Évidemment, ce changement éprouvé par la Chine est positif. On sait par exemple que le niveau de vie des Chinois s’est beaucoup amélioré. Néanmoins, je ne voudrais pas donner l’impression que la Chine a atteint « la perfection ». Car ce n’est pas la réalité. Il existe encore beaucoup de problèmes en Chine : il faut poursuivre la construction de l’État de droit ; les réformes politiques doivent évoluer avec leur temps ; dans le domaine économique, il faut que la Chine bascule d’un mode de croissance stimulée par le commerce extérieur à un mode de croissance stimulée par la demande intérieure, et que l’innovation plutôt que l’investissement devienne le moteur du développement. Autant de « montagnes » qui s’élèvent déjà ou s’élèveront sur la voie du développement de la Chine. Parmi ces « montagnes », faire en sorte que dans la nouvelle ère, l’innovation technique et scientifique pilote le développement économique de la Chine est la plus haute à gravir.

 

Si l’on désigne aujourd’hui la Chine comme l’« usine du monde », ce pays a cependant longtemps été considéré comme un pays qui ne faisait rien d’autre que de sous-traiter des matériaux fournis par les autres pays.

 

À un moment donné, la Chine a eu besoin d’un transfert technologique en provenance des pays occidentaux. Malheureusement, pendant longtemps, les pays développés occidentaux ont eu l’impression que la Chine cherchait à ouvrir ses marchés en échange des technologies et qu’elle entendait pousser les pays développés à lui livrer leurs techniques les plus avancées. Certains pays ont alors réagi par le refus, le TGV français en est l’exemple le plus représentatif.
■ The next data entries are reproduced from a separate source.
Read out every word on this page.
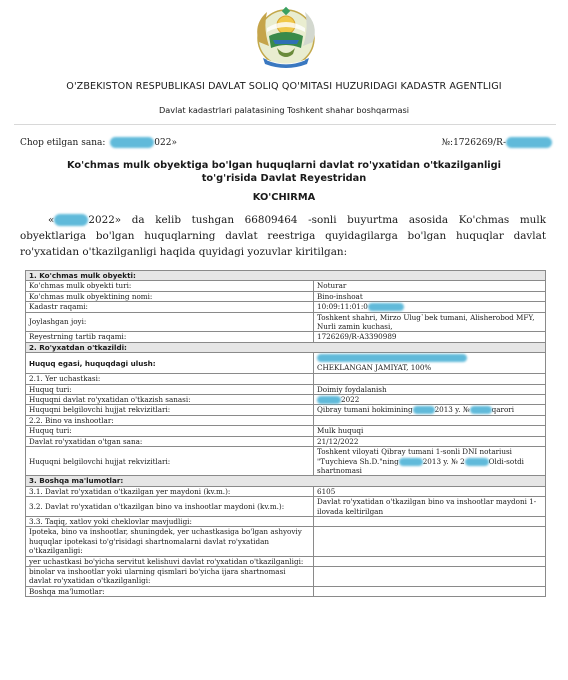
O'ZBEKISTON RESPUBLIKASI DAVLAT SOLIQ QO'MITASI HUZURIDAGI KADASTR AGENTLIGI
Davlat kadastrlari palatasining Toshkent shahar boshqarmasi
Chop etilgan sana:	022»	№:1726269/R-
Ko'chmas mulk obyektiga bo'lgan huquqlarni davlat ro'yxatidan o'tkazilganligi to'g'risida Davlat Reyestridan
KO'CHIRMA
«	2022» da kelib tushgan 66809464 -sonli buyurtma asosida Ko'chmas mulk obyektlariga bo'lgan huquqlarning davlat reestriga quyidagilarga bo'lgan huquqlar davlat ro'yxatidan o'tkazilganligi haqida quyidagi yozuvlar kiritilgan:
1. Ko'chmas mulk obyekti:	
Ko'chmas mulk obyekti turi:	Noturar
Ko'chmas mulk obyektining nomi:	Bino-inshoat
Kadastr raqami:	10:09:11:01:0
Joylashgan joyi:	Toshkent shahri, Mirzo Ulug`bek tumani, Alisherobod MFY, Nurli zamin kuchasi,
Reyestrning tartib raqami:	1726269/R-A3390989
2. Ro'yxatdan o'tkazildi:	
Huquq egasi, huquqdagi ulush:	CHEKLANGAN JAMIYAT, 100%
2.1. Yer uchastkasi:	
Huquq turi:	Doimiy foydalanish
Huquqni davlat ro'yxatidan o'tkazish sanasi:	2022
Huquqni belgilovchi hujjat rekvizitlari:	Qibray tumani hokimining 2013 y. № qarori
2.2. Bino va inshootlar:	
Huquq turi:	Mulk huquqi
Davlat ro'yxatidan o'tgan sana:	21/12/2022
Huquqni belgilovchi hujjat rekvizitlari:	Toshkent viloyati Qibray tumani 1-sonli DNI notariusi
"Tuychieva Sh.D."ning 2013 y. № 2 Oldi-sotdi
shartnomasi
3. Boshqa ma'lumotlar:	
3.1. Davlat ro'yxatidan o'tkazilgan yer maydoni (kv.m.):	6105
3.2. Davlat ro'yxatidan o'tkazilgan bino va inshootlar maydoni (kv.m.):	Davlat ro'yxatidan o'tkazilgan bino va inshootlar maydoni 1-ilovada keltirilgan
3.3. Taqiq, xatlov yoki cheklovlar mavjudligi:	
Ipoteka, bino va inshootlar, shuningdek, yer uchastkasiga bo'lgan ashyoviy huquqlar ipotekasi to'g'risidagi shartnomalarni davlat ro'yxatidan o'tkazilganligi:	
yer uchastkasi bo'yicha servitut kelishuvi davlat ro'yxatidan o'tkazilganligi:	
binolar va inshootlar yoki ularning qismlari bo'yicha ijara shartnomasi davlat ro'yxatidan o'tkazilganligi:	
Boshqa ma'lumotlar:	
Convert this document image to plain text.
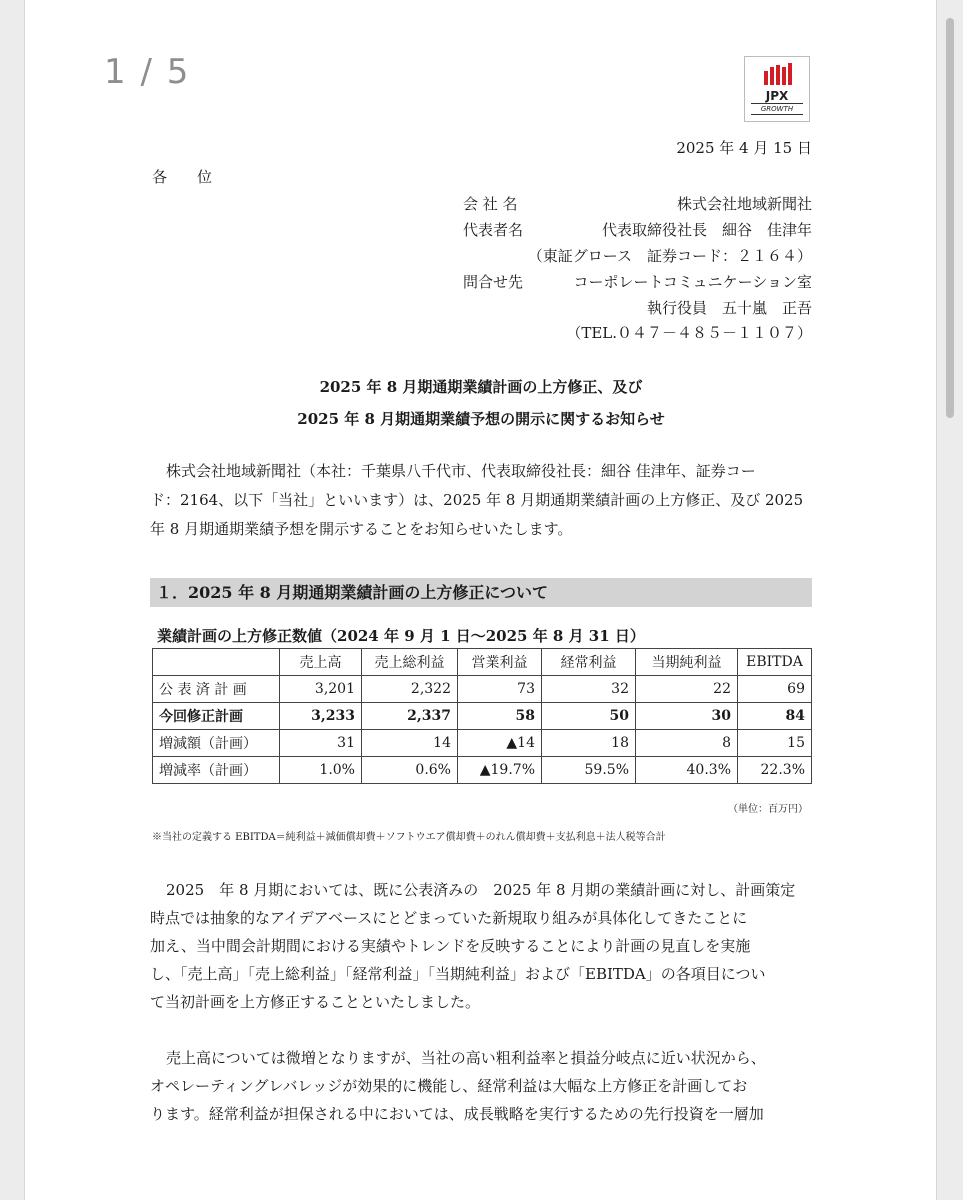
1 / 5
JPX
GROWTH
2025 年 4 月 15 日
各　　位
会 社 名	株式会社地域新聞社
代表者名	代表取締役社長　細谷　佳津年
（東証グロース　証券コード：２１６４）
問合せ先	コーポレートコミュニケーション室
執行役員　五十嵐　正吾
（TEL.０４７－４８５－１１０７）
2025 年 8 月期通期業績計画の上方修正、及び
2025 年 8 月期通期業績予想の開示に関するお知らせ
株式会社地域新聞社（本社：千葉県八千代市、代表取締役社長：細谷 佳津年、証券コー
ド：2164、以下「当社」といいます）は、2025 年 8 月期通期業績計画の上方修正、及び 2025
年 8 月期通期業績予想を開示することをお知らせいたします。
１．2025 年 8 月期通期業績計画の上方修正について
業績計画の上方修正数値（2024 年 9 月 1 日～2025 年 8 月 31 日）
	売上高	売上総利益	営業利益	経常利益	当期純利益	EBITDA
公 表 済 計 画	3,201	2,322	73	32	22	69
今回修正計画	3,233	2,337	58	50	30	84
増減額（計画）	31	14	▲14	18	8	15
増減率（計画）	1.0%	0.6%	▲19.7%	59.5%	40.3%	22.3%
（単位：百万円）
※当社の定義する EBITDA＝純利益＋減価償却費＋ソフトウエア償却費＋のれん償却費＋支払利息＋法人税等合計
2025　年 8 月期においては、既に公表済みの　2025 年 8 月期の業績計画に対し、計画策定
時点では抽象的なアイデアベースにとどまっていた新規取り組みが具体化してきたことに
加え、当中間会計期間における実績やトレンドを反映することにより計画の見直しを実施
し、「売上高」「売上総利益」「経常利益」「当期純利益」および「EBITDA」の各項目につい
て当初計画を上方修正することといたしました。
売上高については微増となりますが、当社の高い粗利益率と損益分岐点に近い状況から、
オペレーティングレバレッジが効果的に機能し、経常利益は大幅な上方修正を計画してお
ります。経常利益が担保される中においては、成長戦略を実行するための先行投資を一層加
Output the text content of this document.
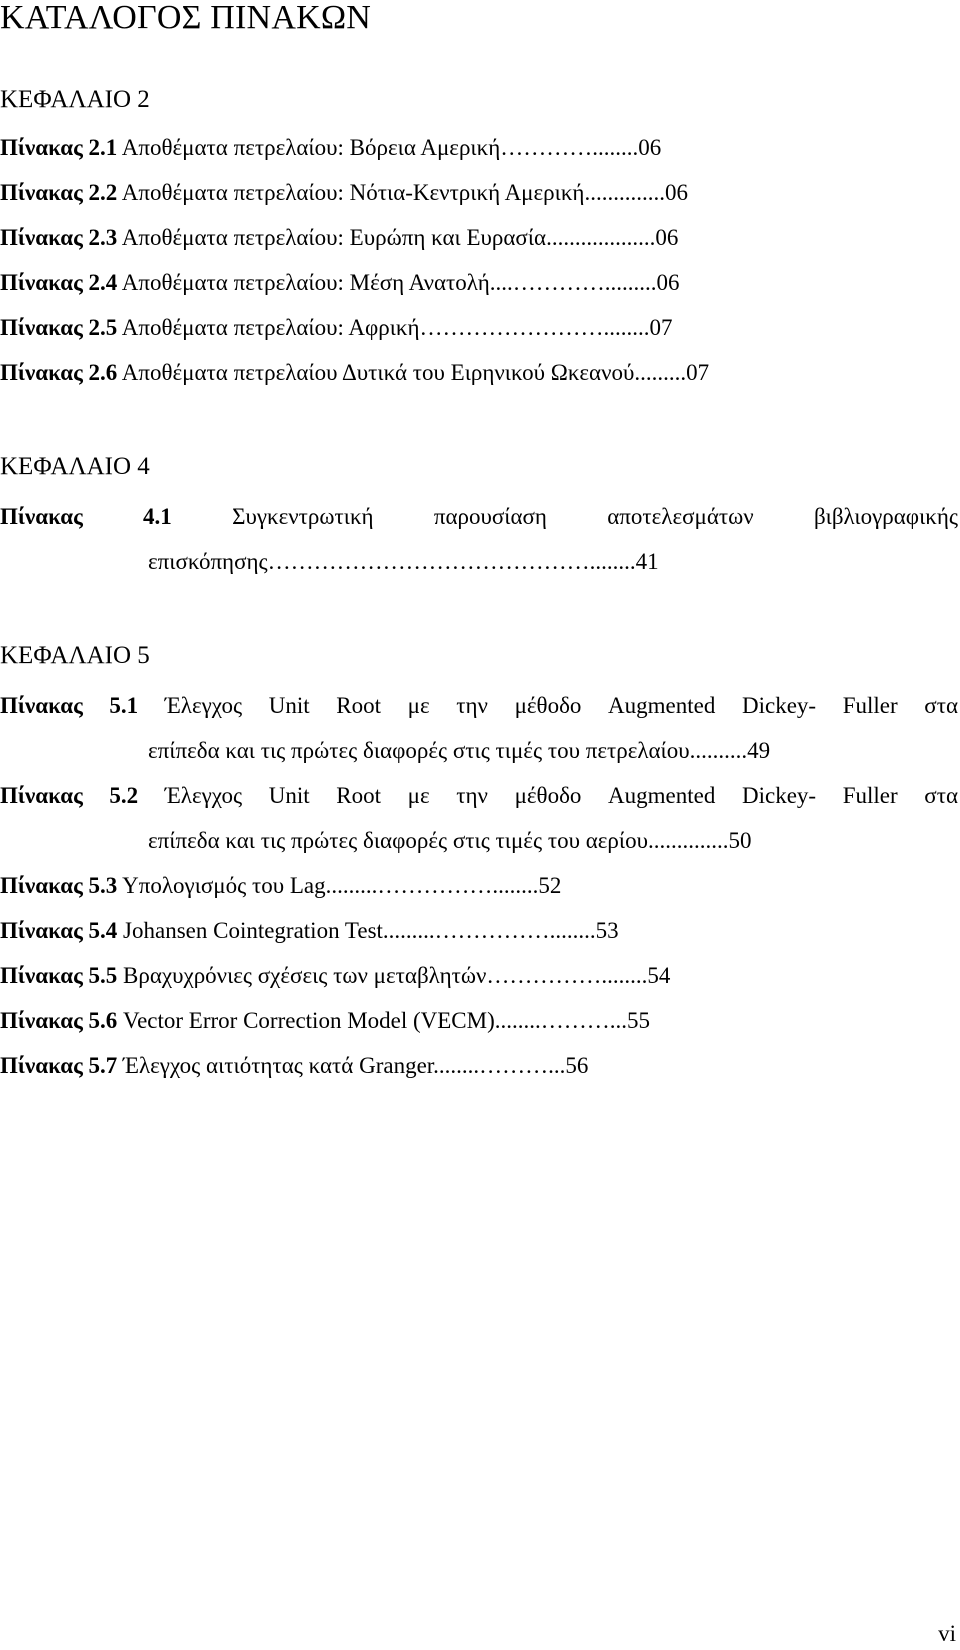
ΚΑΤΑΛΟΓΟΣ ΠΙΝΑΚΩΝ
ΚΕΦΑΛΑΙΟ 2
Πίνακας 2.1 Αποθέματα πετρελαίου: Βόρεια Αμερική…………........06
Πίνακας 2.2 Αποθέματα πετρελαίου: Νότια-Κεντρική Αμερική..............06
Πίνακας 2.3 Αποθέματα πετρελαίου: Ευρώπη και Ευρασία...................06
Πίνακας 2.4 Αποθέματα πετρελαίου: Μέση Ανατολή....………….........06
Πίνακας 2.5 Αποθέματα πετρελαίου: Αφρική……………………........07
Πίνακας 2.6 Αποθέματα πετρελαίου Δυτικά του Ειρηνικού Ωκεανού.........07
ΚΕΦΑΛΑΙΟ 4
Πίνακας 4.1 Συγκεντρωτική παρουσίαση αποτελεσμάτων βιβλιογραφικής
επισκόπησης……………………………………........41
ΚΕΦΑΛΑΙΟ 5
Πίνακας 5.1 Έλεγχος Unit Root με την μέθοδο Augmented Dickey- Fuller στα
επίπεδα και τις πρώτες διαφορές στις τιμές του πετρελαίου..........49
Πίνακας 5.2 Έλεγχος Unit Root με την μέθοδο Augmented Dickey- Fuller στα
επίπεδα και τις πρώτες διαφορές στις τιμές του αερίου..............50
Πίνακας 5.3 Υπολογισμός του Lag.........……………........52
Πίνακας 5.4 Johansen Cointegration Test.........……………........53
Πίνακας 5.5 Βραχυχρόνιες σχέσεις των μεταβλητών……………........54
Πίνακας 5.6 Vector Error Correction Model (VECM)........………...55
Πίνακας 5.7 Έλεγχος αιτιότητας κατά Granger........………...56
vi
Dans les années 1990, la Chine a voulu importer le TGV. À cette époque, trois choix s’offraient à elle : le TGV français, l’ICE allemand et le Shinkansen japonais. Je me suis alors rendu en Allemagne pour réaliser une interview dans l’entreprise Siemens puis en France où j’ai pu interviewer des représentants du TGV. Je suis même monté à bord du train qui avait établi le record mondial de vitesse à 518 km/h… J’ai publié une série d’articles qui comparaient les trains français et les trains allemands. Les trains français étaient plus sécurisés, plus rapides et leur prix plus raisonnable. Zhu Rongji, alors maire de Shanghai, a effectué une visite en France. Une de ses missions était d’étudier le TGV français.

 

Je me souviens très bien que Zhu Rongji ne tarissait pas d’éloges sur le TGV français. Mais la France a refusé d’effectuer un transfert technologique, et l’accord n’a jamais été signé. Pourtant, la France n’a fait aucune difficulté pour exporter son TGV en Corée du Sud, acceptant de transférer sa technologie.

 

La suite de l’histoire, tout le monde la connaît : une dizaine d’années après la rupture des négociations, la Chine a réussi à fabriquer son propre TGV. Aujourd’hui, tous les trains qui circulent sur le territoire chinois sont 100 % chinois. De plus, le TGV chinois est devenu un grand concurrent du TGV français sur le marché international. Et l’entreprise française Alstom n’a plus d’autre choix que de s’unir avec les Allemands pour faire face à la concurrence du TGV chinois… Pour moi, la situation actuelle résulte directement de la décision qui a été prise par la France à l’époque.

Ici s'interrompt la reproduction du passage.